Irgendwie ist damals jedes Mitleid mit ihr (nicht Mitgefühl) in mir erloschen. Es hat meine ganze Wut über diese Ungerechtigkeit in mir mobilisiert und mir den Mut gegeben sie anzurufen und sie zu fragen was sie an meinem Satz, sie soll mich mit ihren boshaften Karten verschonen, nicht verstanden hat. Sie hat aufgelegt bevor ich den Satz zu Ende hatte. Ich habe wieder angerufen, sie ist nicht dran. Ich habe wieder angerufen, sie hat den Hörer abgenommen, irgendwas gerufen (was ich nicht verstand) und wieder aufgelegt. Ihre Stimme war total emotional - das erste mal seit langem. Und seitdem habe ich Ruhe. Keine Briefe/Karten...nichts.
Jetzt mag jemand fragen weshalb ich da 3x angerufen habe um mir wieder eine "Abfuhr" einzuholen?
Und ich muss sagen: es war nötig um mich zu befreien. es war wirklich ein Befreiungsschlag mich ihr ein letztes Mal entgegenzustellen, denn an ihrer Stimme habe ich ja bemerkt, dass ich sie "erreicht" hatte (emotional).

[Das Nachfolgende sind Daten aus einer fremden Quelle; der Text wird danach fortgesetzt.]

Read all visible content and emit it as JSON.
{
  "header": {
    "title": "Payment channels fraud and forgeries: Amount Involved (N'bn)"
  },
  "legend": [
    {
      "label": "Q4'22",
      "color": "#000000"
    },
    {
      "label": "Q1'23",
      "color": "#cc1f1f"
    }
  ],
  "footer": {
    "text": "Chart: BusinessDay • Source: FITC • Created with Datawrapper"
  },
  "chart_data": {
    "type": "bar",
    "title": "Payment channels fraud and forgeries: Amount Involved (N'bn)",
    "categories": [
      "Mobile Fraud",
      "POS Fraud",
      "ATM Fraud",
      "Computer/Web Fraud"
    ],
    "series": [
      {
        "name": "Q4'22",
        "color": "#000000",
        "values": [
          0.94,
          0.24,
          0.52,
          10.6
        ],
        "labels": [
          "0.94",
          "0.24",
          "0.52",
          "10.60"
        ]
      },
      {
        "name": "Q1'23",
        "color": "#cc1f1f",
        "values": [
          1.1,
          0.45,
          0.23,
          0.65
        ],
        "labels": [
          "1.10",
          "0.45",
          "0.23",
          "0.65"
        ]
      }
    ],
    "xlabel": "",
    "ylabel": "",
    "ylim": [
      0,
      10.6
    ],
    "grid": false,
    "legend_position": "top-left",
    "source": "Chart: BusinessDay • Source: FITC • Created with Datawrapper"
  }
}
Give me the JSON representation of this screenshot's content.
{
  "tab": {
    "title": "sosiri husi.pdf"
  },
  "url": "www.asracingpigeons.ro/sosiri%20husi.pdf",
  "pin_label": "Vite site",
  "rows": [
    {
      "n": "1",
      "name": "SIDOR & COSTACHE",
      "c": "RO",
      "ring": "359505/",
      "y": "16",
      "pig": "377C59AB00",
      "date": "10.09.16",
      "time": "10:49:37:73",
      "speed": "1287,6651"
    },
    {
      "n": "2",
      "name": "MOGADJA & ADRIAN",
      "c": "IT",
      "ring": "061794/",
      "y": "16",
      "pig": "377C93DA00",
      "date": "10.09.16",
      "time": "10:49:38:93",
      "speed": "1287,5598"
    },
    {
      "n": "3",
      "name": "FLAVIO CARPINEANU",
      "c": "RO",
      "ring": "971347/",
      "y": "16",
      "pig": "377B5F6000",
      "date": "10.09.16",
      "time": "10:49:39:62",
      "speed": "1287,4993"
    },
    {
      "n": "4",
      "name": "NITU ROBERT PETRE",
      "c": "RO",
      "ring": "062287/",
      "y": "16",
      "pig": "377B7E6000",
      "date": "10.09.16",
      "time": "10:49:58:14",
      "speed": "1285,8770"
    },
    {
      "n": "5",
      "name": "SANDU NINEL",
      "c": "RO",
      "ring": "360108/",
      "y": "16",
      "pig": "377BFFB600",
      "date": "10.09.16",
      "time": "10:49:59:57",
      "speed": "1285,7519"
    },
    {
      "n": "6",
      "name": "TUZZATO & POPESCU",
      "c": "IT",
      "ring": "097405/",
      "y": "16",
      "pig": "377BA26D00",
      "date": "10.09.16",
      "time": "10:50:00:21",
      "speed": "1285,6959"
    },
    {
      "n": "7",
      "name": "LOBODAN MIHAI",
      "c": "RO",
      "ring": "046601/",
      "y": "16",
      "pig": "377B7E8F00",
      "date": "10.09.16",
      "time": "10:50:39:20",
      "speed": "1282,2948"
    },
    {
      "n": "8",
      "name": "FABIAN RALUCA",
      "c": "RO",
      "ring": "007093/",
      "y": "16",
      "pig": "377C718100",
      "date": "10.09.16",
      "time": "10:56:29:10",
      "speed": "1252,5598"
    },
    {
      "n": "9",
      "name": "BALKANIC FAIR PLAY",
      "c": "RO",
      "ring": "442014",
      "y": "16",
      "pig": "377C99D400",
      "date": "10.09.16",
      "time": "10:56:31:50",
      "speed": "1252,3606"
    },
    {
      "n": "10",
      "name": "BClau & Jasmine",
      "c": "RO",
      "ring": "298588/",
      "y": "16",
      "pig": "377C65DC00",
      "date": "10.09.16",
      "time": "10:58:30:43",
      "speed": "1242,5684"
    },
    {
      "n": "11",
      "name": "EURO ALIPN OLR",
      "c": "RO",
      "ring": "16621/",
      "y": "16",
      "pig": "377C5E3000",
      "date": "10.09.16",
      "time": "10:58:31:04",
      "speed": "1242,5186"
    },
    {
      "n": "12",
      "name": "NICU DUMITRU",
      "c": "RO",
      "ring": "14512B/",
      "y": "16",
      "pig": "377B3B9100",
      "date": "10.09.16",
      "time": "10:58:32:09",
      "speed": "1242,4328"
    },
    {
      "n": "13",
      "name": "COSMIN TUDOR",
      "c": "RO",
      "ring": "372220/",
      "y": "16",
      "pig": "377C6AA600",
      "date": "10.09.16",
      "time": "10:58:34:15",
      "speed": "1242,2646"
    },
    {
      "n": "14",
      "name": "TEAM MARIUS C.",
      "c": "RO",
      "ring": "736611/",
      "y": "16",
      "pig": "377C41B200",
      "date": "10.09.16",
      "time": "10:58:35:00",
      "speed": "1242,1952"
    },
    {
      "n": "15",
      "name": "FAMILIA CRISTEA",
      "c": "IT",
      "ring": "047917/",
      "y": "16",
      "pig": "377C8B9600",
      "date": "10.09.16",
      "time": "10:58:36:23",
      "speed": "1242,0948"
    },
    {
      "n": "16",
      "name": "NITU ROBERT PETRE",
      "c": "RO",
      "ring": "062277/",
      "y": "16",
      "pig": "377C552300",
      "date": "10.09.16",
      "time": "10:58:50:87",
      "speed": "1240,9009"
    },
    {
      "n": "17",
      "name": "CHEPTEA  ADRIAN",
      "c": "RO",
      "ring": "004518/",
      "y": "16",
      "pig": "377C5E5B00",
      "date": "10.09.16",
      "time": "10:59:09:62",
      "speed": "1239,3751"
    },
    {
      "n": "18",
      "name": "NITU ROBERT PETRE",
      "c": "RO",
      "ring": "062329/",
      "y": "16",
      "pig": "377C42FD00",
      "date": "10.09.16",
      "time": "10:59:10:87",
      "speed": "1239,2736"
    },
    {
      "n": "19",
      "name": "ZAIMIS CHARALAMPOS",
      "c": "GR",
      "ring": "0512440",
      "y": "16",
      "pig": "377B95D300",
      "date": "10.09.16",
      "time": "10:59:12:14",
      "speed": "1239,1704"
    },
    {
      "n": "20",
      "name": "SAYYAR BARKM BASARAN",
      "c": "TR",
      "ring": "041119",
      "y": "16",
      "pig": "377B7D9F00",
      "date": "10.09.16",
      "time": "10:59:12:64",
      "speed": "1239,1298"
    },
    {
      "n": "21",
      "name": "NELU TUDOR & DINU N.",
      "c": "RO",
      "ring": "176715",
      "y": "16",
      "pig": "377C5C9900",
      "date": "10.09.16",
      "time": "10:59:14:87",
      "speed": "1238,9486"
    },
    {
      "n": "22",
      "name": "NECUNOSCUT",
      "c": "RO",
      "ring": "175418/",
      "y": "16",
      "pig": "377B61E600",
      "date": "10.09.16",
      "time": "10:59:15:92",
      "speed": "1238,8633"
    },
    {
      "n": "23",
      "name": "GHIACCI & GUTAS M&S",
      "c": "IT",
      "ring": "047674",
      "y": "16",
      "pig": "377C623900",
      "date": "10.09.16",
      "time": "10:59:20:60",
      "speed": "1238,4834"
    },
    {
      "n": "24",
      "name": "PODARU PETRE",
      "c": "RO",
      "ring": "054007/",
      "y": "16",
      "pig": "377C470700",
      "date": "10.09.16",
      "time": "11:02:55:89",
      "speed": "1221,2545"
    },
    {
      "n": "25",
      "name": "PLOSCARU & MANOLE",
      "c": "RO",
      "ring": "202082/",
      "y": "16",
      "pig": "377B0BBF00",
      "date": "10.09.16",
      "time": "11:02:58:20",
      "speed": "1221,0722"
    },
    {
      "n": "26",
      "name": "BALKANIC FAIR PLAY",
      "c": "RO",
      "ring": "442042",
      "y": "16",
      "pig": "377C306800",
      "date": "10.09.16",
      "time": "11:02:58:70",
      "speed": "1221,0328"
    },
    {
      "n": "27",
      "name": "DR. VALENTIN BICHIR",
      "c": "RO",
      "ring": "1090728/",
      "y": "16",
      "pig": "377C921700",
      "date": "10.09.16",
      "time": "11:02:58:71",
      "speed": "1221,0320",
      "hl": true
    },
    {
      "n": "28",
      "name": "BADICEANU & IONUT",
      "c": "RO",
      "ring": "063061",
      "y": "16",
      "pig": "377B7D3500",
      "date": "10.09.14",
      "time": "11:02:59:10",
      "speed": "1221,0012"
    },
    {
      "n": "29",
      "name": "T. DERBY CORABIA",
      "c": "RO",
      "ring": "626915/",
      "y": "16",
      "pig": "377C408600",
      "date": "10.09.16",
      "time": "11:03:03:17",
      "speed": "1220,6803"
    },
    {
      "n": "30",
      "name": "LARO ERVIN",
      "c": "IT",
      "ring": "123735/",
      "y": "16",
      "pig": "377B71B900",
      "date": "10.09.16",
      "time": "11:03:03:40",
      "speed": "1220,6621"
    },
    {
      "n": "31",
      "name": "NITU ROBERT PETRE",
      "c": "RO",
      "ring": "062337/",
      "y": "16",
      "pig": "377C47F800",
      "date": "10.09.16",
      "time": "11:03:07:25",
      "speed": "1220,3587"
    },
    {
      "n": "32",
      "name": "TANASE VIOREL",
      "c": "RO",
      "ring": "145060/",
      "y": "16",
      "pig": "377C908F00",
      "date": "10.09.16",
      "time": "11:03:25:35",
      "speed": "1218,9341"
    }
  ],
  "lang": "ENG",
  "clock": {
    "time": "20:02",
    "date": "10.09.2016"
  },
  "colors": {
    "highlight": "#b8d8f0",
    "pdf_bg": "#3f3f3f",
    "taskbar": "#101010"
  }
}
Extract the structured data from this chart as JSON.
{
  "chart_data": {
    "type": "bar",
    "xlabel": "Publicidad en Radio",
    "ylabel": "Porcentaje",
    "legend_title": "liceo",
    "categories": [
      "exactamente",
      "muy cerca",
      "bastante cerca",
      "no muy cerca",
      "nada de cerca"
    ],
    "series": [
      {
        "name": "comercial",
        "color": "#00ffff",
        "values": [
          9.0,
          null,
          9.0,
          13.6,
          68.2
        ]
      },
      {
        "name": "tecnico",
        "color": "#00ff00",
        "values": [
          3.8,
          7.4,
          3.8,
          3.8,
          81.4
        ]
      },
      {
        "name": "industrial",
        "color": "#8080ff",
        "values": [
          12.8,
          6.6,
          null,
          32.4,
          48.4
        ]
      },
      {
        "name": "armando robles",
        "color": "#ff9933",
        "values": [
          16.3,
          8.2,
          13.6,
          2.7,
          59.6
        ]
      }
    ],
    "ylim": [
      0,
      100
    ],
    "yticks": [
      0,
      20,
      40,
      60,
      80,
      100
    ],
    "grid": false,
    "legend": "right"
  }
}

Von ihrem Betreuer - den ich ab und zu kontaktiere - habe ich dann irgendwann die Info bekommen das sie mich enterben will. (Man muss dazu sagen, sie hat nichts zu vererben, lebt selbst am Minimum). Es ist ihr letzter Racheakt. Und der hat mich dann auch nicht mehr getroffen, hat mich emotional vollkommen unberührt gelassen. Im Gegenteil, ich bin in Lachen ausgebrochen.
Und ja, du hast vollkommen recht, wenn eine Seite nicht will, dann geht das nicht. Ich finde es gut, dass du die Hoffnung nicht aufgibst, aber den nötigen Realismus besitzt, dich weit genug von deiner Mutter abzugrenzen. Das war sicher kein leichter Weg.
Nein, das war wirklich eine harte Schule.
Ich weiss nicht wie es weitergeht. Ich habe momentan meinen Frieden mit der Situation gemacht soweit möglich.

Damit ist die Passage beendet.